When Minnesota Management and Budget projected last May that state sales tax revenues would likely plummet, there was a big ripple effect for Minnesota’s artists, museums, libraries, zoos, parks, trails, wetlands, forests, prairies, and efforts to keep the state's waters clean.

That’s because 0.375% of the state’s sales taxes is earmarked for Legacy funds. Minnesota voters approved the Clean Water, Land and Legacy Amendment in 2008, raising their taxes to create a dedicated funding source for those areas. But an economy thrown into disarray in the early months of the COVID-19 pandemic led to predictions that there would be considerably less revenue coming in.

But it’s turned out to be not as severe as expected. That’s what Sean Fahnhorst, a Minnesota Management and Budget executive budget officer, told the House Legacy Finance Committee at its first meeting of the session Wednesday.

“Between May and November, the forecast got quite a bit rosier, especially in sales tax projections,” he said. “The net effect was that the balances for the Legacy funds are expected to be a lot better. We are no longer projecting deficits.”

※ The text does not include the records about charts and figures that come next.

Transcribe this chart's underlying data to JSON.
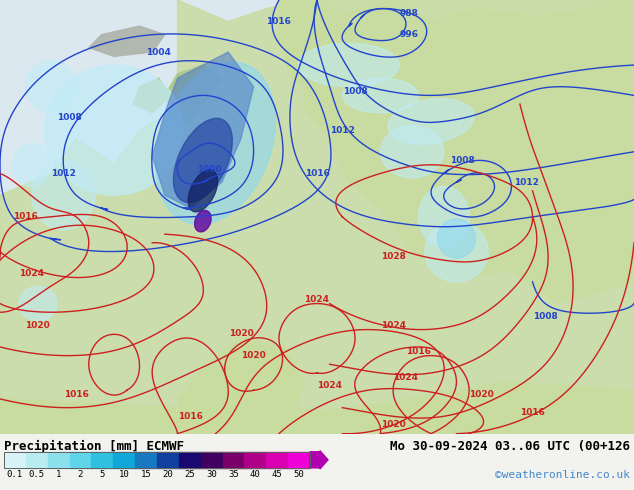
{
  "title_left": "Precipitation [mm] ECMWF",
  "title_right": "Mo 30-09-2024 03..06 UTC (00+126",
  "credit": "©weatheronline.co.uk",
  "colorbar_labels": [
    "0.1",
    "0.5",
    "1",
    "2",
    "5",
    "10",
    "15",
    "20",
    "25",
    "30",
    "35",
    "40",
    "45",
    "50"
  ],
  "colorbar_colors": [
    "#d8f4f8",
    "#b8ecf0",
    "#8ce0ec",
    "#60d4e8",
    "#30c0e0",
    "#10a8d8",
    "#1878c0",
    "#1040a0",
    "#180870",
    "#400060",
    "#780068",
    "#b00088",
    "#d800b0",
    "#f000d8"
  ],
  "bg_color": "#f2f2ee",
  "ocean_color": "#dce8f0",
  "land_color": "#c8dca0",
  "label_fontsize": 9,
  "credit_color": "#4488cc",
  "figure_width": 6.34,
  "figure_height": 4.9,
  "blue_isobar_color": "#2244cc",
  "red_isobar_color": "#cc2020",
  "gray_coast_color": "#a0a0a0",
  "precip_light1": "#c0ecf8",
  "precip_light2": "#90d8f0",
  "precip_mid1": "#5080c8",
  "precip_mid2": "#2040a0",
  "precip_dark": "#102060",
  "precip_purple": "#6000a0"
}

Working off of the May 2020 forecast, the decision was made in July that some of the Legacy funds appropriated for the current fiscal year would be held back until fiscal 2022, which begins July 1.

“This was a cautionary move to make sure that we didn’t fall into deficits,” Fahnhorst said.

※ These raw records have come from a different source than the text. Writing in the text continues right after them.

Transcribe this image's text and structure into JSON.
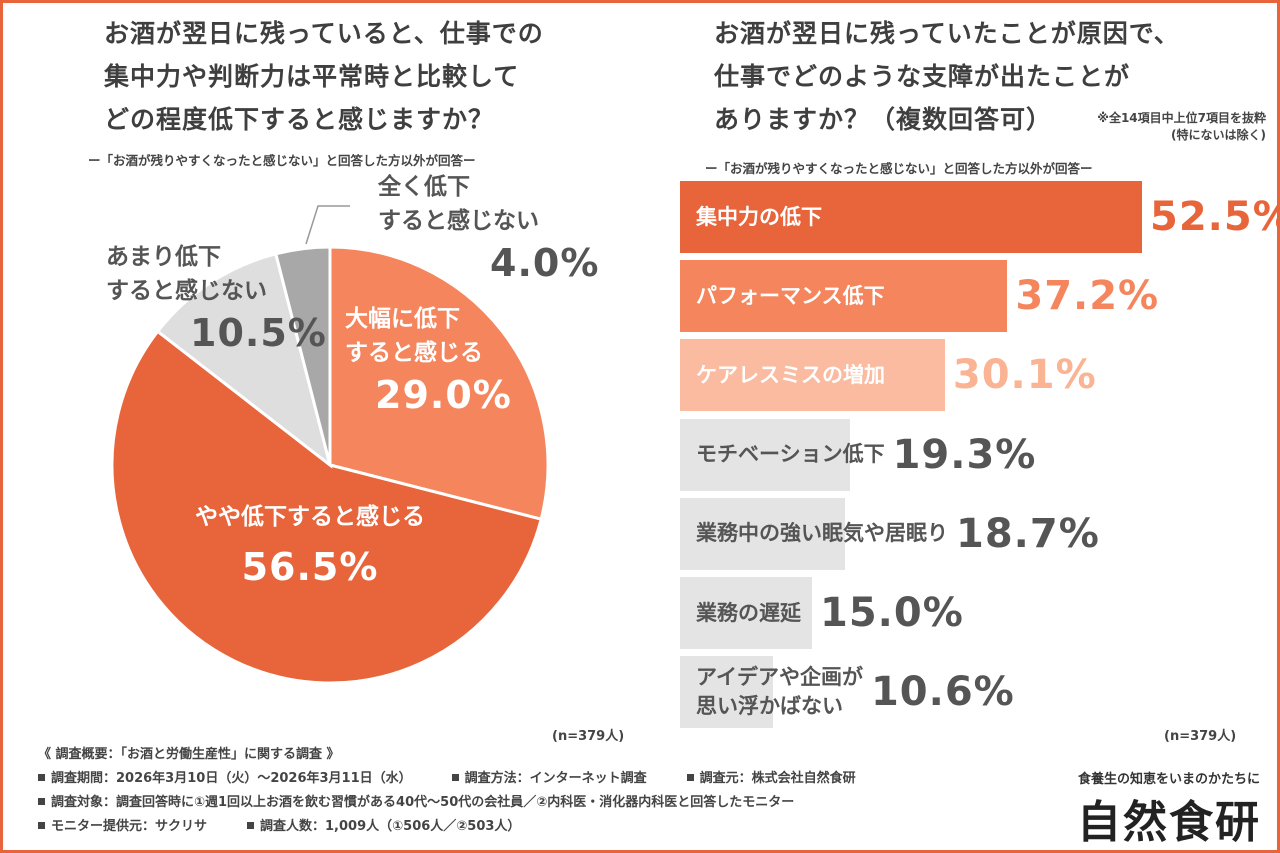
{
  "left": {
    "title_lines": [
      "お酒が翌日に残っていると、仕事での",
      "集中力や判断力は平常時と比較して",
      "どの程度低下すると感じますか？"
    ],
    "subtitle": "ー「お酒が残りやすくなったと感じない」と回答した方以外が回答ー",
    "n": "(n=379人)"
  },
  "right": {
    "title_lines": [
      "お酒が翌日に残っていたことが原因で、",
      "仕事でどのような支障が出たことが",
      "ありますか？（複数回答可）"
    ],
    "note_lines": [
      "※全14項目中上位7項目を抜粋",
      "(特にないは除く)"
    ],
    "subtitle": "ー「お酒が残りやすくなったと感じない」と回答した方以外が回答ー",
    "n": "(n=379人)"
  },
  "chart_data": [
    {
      "type": "pie",
      "start_angle_deg": 0,
      "direction": "clockwise",
      "slices": [
        {
          "label_lines": [
            "大幅に低下",
            "すると感じる"
          ],
          "value": 29.0,
          "value_text": "29.0%",
          "color": "#f4855d",
          "text_color": "#ffffff"
        },
        {
          "label_lines": [
            "やや低下すると感じる"
          ],
          "value": 56.5,
          "value_text": "56.5%",
          "color": "#e8643a",
          "text_color": "#ffffff"
        },
        {
          "label_lines": [
            "あまり低下",
            "すると感じない"
          ],
          "value": 10.5,
          "value_text": "10.5%",
          "color": "#dedede",
          "text_color": "#555555"
        },
        {
          "label_lines": [
            "全く低下",
            "すると感じない"
          ],
          "value": 4.0,
          "value_text": "4.0%",
          "color": "#a8a8a8",
          "text_color": "#555555"
        }
      ]
    },
    {
      "type": "bar",
      "orientation": "horizontal",
      "categories": [
        [
          "集中力の低下"
        ],
        [
          "パフォーマンス低下"
        ],
        [
          "ケアレスミスの増加"
        ],
        [
          "モチベーション低下"
        ],
        [
          "業務中の強い眠気や居眠り"
        ],
        [
          "業務の遅延"
        ],
        [
          "アイデアや企画が",
          "思い浮かばない"
        ]
      ],
      "values": [
        52.5,
        37.2,
        30.1,
        19.3,
        18.7,
        15.0,
        10.6
      ],
      "value_texts": [
        "52.5%",
        "37.2%",
        "30.1%",
        "19.3%",
        "18.7%",
        "15.0%",
        "10.6%"
      ],
      "bar_colors": [
        "#e8643a",
        "#f4855d",
        "#fabba0",
        "#e4e4e4",
        "#e4e4e4",
        "#e4e4e4",
        "#e4e4e4"
      ],
      "label_colors": [
        "#ffffff",
        "#ffffff",
        "#ffffff",
        "#555555",
        "#555555",
        "#555555",
        "#555555"
      ],
      "value_colors": [
        "#e8643a",
        "#f4855d",
        "#fab393",
        "#555555",
        "#555555",
        "#555555",
        "#555555"
      ]
    }
  ],
  "footer": {
    "heading": "《 調査概要：「お酒と労働生産性」に関する調査 》",
    "rows": [
      [
        "調査期間：2026年3月10日（火）〜2026年3月11日（水）",
        "調査方法：インターネット調査",
        "調査元：株式会社自然食研"
      ],
      [
        "調査対象：調査回答時に①週1回以上お酒を飲む習慣がある40代〜50代の会社員／②内科医・消化器内科医と回答したモニター"
      ],
      [
        "モニター提供元：サクリサ",
        "調査人数：1,009人（①506人／②503人）"
      ]
    ]
  },
  "brand": {
    "tagline": "食養生の知恵をいまのかたちに",
    "logo": "自然食研"
  }
}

The result is that $16.5 million originally appropriated to the Clean Water Fund for this fiscal year will be added to the fiscal 2022 total. Similarly, available 2022 monies for the Arts and Cultural Heritage Fund will grow by $9.9 million, and the Parks and Trails Fund by $4.5 million.

The revenue from the 0.375% in sales taxes for Legacy funds is divided up thus:

  • 33% to the Clean Water Fund;
  • 33% to the Outdoor Heritage Fund;
  • 19.75% to the Arts and Cultural Heritage Fund; and
  • 14.25% to the Parks and Trails Fund.

For each fund, 5% of its balance is kept in reserve. Based upon the November 2020 forecast, Minnesota Management and Budget projects that the following will be available to be appropriated to each fund in fiscal year 2022:

  • $133.2 million to the Outdoor Heritage Fund;
  • $122.6 million to the Clean Water Fund;
  • $70.6 million to the Arts and Cultural Heritage Fund; and
  • $53 million to the Parks and Trails Fund.

Now the committee begins its work of deciding what projects will receive that money.